J'ai adoré comment FAIRE SEMBLANT DE NE PAS T'AIMER utilise le silence pour créer une tension presque insoutenable. Elle lui apporte de l'eau, il la regarde, rien n'est dit, mais tout est compris. Les expressions faciales sont si bien jouées qu'on devine leur histoire passée rien qu'à leurs regards. La lumière bleue donne une ambiance de rêve ou de cauchemar, on ne sait plus. Et ce moment où elle s'éloigne, il la suit des yeux… comme s'il voulait la retenir mais ne pouvait pas. Magnifique.
Ce qui m'a frappé dans FAIRE SEMBLANT DE NE PAS T'AIMER, c'est la dualité entre son sourire éclatant et sa détresse intérieure. Elle agit comme si tout allait bien, mais on voit bien qu'elle retient ses larmes. Lui, allongé, faible, accepte l'eau sans protester, comme s'il avait perdu toute volonté. Leur dynamique est toxique mais fascinante.
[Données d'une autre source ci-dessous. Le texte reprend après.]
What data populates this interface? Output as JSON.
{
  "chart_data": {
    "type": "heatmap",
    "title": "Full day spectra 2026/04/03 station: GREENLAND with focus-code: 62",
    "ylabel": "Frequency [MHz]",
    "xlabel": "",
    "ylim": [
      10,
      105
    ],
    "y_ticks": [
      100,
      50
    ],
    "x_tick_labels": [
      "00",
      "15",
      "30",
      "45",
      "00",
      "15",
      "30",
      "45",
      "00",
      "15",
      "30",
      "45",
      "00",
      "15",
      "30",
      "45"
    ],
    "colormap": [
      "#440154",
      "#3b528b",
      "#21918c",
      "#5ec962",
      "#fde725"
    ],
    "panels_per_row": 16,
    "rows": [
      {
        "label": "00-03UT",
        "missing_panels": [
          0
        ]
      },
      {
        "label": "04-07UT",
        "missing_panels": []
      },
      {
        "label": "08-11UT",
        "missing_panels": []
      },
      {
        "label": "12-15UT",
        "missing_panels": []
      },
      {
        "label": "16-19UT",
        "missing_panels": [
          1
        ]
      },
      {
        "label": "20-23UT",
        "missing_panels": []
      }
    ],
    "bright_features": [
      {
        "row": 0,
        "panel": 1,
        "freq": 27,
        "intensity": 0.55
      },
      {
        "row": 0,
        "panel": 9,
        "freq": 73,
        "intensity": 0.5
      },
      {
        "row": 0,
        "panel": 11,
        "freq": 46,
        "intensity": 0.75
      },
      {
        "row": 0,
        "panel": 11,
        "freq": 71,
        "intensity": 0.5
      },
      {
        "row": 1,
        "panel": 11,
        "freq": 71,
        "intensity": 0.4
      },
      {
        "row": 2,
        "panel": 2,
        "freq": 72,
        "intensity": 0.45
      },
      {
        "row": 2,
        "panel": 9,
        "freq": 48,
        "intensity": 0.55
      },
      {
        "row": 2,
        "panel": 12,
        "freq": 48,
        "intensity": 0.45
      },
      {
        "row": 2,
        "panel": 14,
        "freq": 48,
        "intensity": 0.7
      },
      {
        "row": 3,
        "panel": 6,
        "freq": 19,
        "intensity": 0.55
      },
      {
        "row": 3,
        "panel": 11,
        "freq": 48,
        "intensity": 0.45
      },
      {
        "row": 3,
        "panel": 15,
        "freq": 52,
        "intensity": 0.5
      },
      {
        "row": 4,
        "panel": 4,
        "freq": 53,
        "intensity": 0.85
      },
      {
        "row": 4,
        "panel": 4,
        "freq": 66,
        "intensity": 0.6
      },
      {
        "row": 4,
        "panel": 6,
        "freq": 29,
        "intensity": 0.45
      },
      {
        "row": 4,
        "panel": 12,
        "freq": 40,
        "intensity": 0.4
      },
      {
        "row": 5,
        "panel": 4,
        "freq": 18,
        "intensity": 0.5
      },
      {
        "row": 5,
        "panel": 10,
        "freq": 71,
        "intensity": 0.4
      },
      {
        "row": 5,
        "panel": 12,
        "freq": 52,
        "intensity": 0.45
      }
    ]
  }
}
Chaque plan est calculé pour nous faire douter : qui manipule qui ? Et surtout, pourquoi ? Une maîtrise parfaite du sous-texte émotionnel.
Dans FAIRE SEMBLANT DE NE PAS T'AIMER, le verre d'eau n'est pas juste un objet, c'est un symbole. Elle le lui tend comme une offrande, mais aussi comme un test. Va-t-il boire ? Va-t-il refuser ? Ce geste simple devient un acte de pouvoir. Et quand il boit, on sent qu'il accepte quelque chose de plus grand — peut-être son destin, peut-être sa punition. La façon dont elle observe chaque gorgée est glaçante. Un détail qui en dit long sur leur relation complexe.
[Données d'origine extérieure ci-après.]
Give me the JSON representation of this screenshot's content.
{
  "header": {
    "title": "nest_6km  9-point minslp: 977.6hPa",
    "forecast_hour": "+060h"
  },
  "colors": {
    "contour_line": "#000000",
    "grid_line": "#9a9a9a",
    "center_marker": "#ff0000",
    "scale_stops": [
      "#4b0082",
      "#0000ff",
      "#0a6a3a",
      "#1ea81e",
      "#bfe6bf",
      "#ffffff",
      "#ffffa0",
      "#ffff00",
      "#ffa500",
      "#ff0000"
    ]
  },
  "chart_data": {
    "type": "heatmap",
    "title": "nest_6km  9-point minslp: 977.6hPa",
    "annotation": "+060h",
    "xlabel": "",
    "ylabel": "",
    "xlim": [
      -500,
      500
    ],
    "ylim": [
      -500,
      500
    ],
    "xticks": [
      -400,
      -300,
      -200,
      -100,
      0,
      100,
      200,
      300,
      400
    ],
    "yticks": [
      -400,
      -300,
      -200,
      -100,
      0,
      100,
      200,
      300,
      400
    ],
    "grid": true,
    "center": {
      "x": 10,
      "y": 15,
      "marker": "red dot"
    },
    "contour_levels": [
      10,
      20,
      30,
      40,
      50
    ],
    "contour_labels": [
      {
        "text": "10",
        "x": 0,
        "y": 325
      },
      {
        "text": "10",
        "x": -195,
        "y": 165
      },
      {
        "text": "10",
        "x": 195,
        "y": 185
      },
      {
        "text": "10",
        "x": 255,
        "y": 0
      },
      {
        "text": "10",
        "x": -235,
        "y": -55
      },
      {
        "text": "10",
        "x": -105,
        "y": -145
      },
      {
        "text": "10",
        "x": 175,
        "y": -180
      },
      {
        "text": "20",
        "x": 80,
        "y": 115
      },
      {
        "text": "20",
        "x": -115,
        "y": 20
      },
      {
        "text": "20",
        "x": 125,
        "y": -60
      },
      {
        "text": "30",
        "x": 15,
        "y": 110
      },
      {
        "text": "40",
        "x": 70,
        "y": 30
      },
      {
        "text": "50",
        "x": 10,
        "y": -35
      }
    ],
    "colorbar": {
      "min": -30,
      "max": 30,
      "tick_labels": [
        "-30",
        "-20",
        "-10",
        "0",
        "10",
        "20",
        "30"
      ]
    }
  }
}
La mise en scène de FAIRE SEMBLANT DE NE PAS T'AIMER est hypnotique. Cette chambre baignée de lumière bleue ressemble à un aquarium où les personnages sont exposés, vulnérables. Elle marche autour du lit comme une gardienne, lui reste immobile, prisonnier de son corps et de ses souvenirs. Le contraste entre son tailleur noir structuré et sa chemise blanche froissée souligne leur opposition. Même les fleurs en arrière-plan semblent artificielles, comme leur relation. Une esthétique au service du drame.
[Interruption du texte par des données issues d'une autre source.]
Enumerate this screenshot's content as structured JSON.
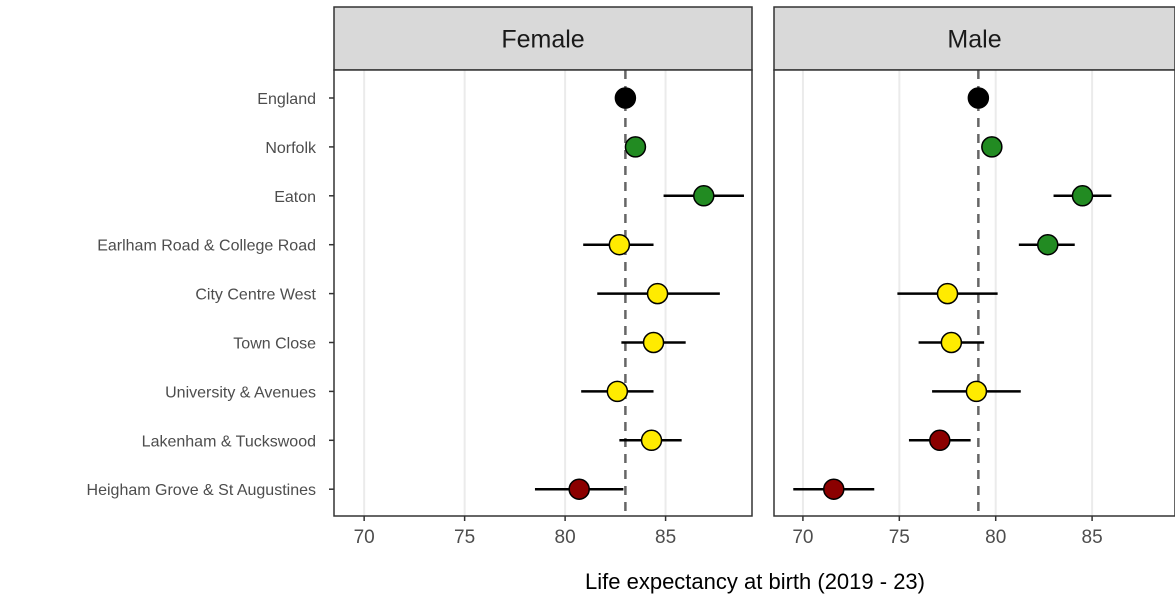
{
  "chart_data": {
    "type": "scatter",
    "subtype": "dot-and-whisker, faceted",
    "xlabel": "Life expectancy at birth (2019 - 23)",
    "xlim": [
      68.5,
      89.3
    ],
    "xticks": [
      "70",
      "75",
      "80",
      "85"
    ],
    "grid": "vertical major gridlines",
    "categories": [
      "England",
      "Norfolk",
      "Eaton",
      "Earlham Road & College Road",
      "City Centre West",
      "Town Close",
      "University & Avenues",
      "Lakenham & Tuckswood",
      "Heigham Grove & St Augustines"
    ],
    "colors": {
      "england": "#000000",
      "significantly_better": "#228b22",
      "similar": "#ffeb00",
      "significantly_worse": "#8b0000",
      "reference_line": "#666666"
    },
    "facets": [
      {
        "name": "Female",
        "reference": 83.0,
        "points": [
          {
            "category": "England",
            "value": 83.0,
            "low": null,
            "high": null,
            "color": "england"
          },
          {
            "category": "Norfolk",
            "value": 83.5,
            "low": null,
            "high": null,
            "color": "significantly_better"
          },
          {
            "category": "Eaton",
            "value": 86.9,
            "low": 84.9,
            "high": 88.9,
            "color": "significantly_better"
          },
          {
            "category": "Earlham Road & College Road",
            "value": 82.7,
            "low": 80.9,
            "high": 84.4,
            "color": "similar"
          },
          {
            "category": "City Centre West",
            "value": 84.6,
            "low": 81.6,
            "high": 87.7,
            "color": "similar"
          },
          {
            "category": "Town Close",
            "value": 84.4,
            "low": 82.8,
            "high": 86.0,
            "color": "similar"
          },
          {
            "category": "University & Avenues",
            "value": 82.6,
            "low": 80.8,
            "high": 84.4,
            "color": "similar"
          },
          {
            "category": "Lakenham & Tuckswood",
            "value": 84.3,
            "low": 82.7,
            "high": 85.8,
            "color": "similar"
          },
          {
            "category": "Heigham Grove & St Augustines",
            "value": 80.7,
            "low": 78.5,
            "high": 82.9,
            "color": "significantly_worse"
          }
        ]
      },
      {
        "name": "Male",
        "reference": 79.1,
        "points": [
          {
            "category": "England",
            "value": 79.1,
            "low": null,
            "high": null,
            "color": "england"
          },
          {
            "category": "Norfolk",
            "value": 79.8,
            "low": null,
            "high": null,
            "color": "significantly_better"
          },
          {
            "category": "Eaton",
            "value": 84.5,
            "low": 83.0,
            "high": 86.0,
            "color": "significantly_better"
          },
          {
            "category": "Earlham Road & College Road",
            "value": 82.7,
            "low": 81.2,
            "high": 84.1,
            "color": "significantly_better"
          },
          {
            "category": "City Centre West",
            "value": 77.5,
            "low": 74.9,
            "high": 80.1,
            "color": "similar"
          },
          {
            "category": "Town Close",
            "value": 77.7,
            "low": 76.0,
            "high": 79.4,
            "color": "similar"
          },
          {
            "category": "University & Avenues",
            "value": 79.0,
            "low": 76.7,
            "high": 81.3,
            "color": "similar"
          },
          {
            "category": "Lakenham & Tuckswood",
            "value": 77.1,
            "low": 75.5,
            "high": 78.7,
            "color": "significantly_worse"
          },
          {
            "category": "Heigham Grove & St Augustines",
            "value": 71.6,
            "low": 69.5,
            "high": 73.7,
            "color": "significantly_worse"
          }
        ]
      }
    ]
  }
}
Ce qui rend FAIRE SEMBLANT DE NE PAS T'AIMER si captivant, c'est que presque tout passe par les yeux. Quand elle lui parle, il ne répond pas, mais son regard dit tout : fatigue, résignation, peut-être même amour. Et elle, elle sourit, mais ses pupilles tremblent. On dirait qu'ils jouent à un jeu dont eux-mêmes ont oublié les règles. Le moment où elle prend le verre vide et s'éloigne, il la suit du regard comme un chien battu. C'est cruel, c'est beau, c'est humain.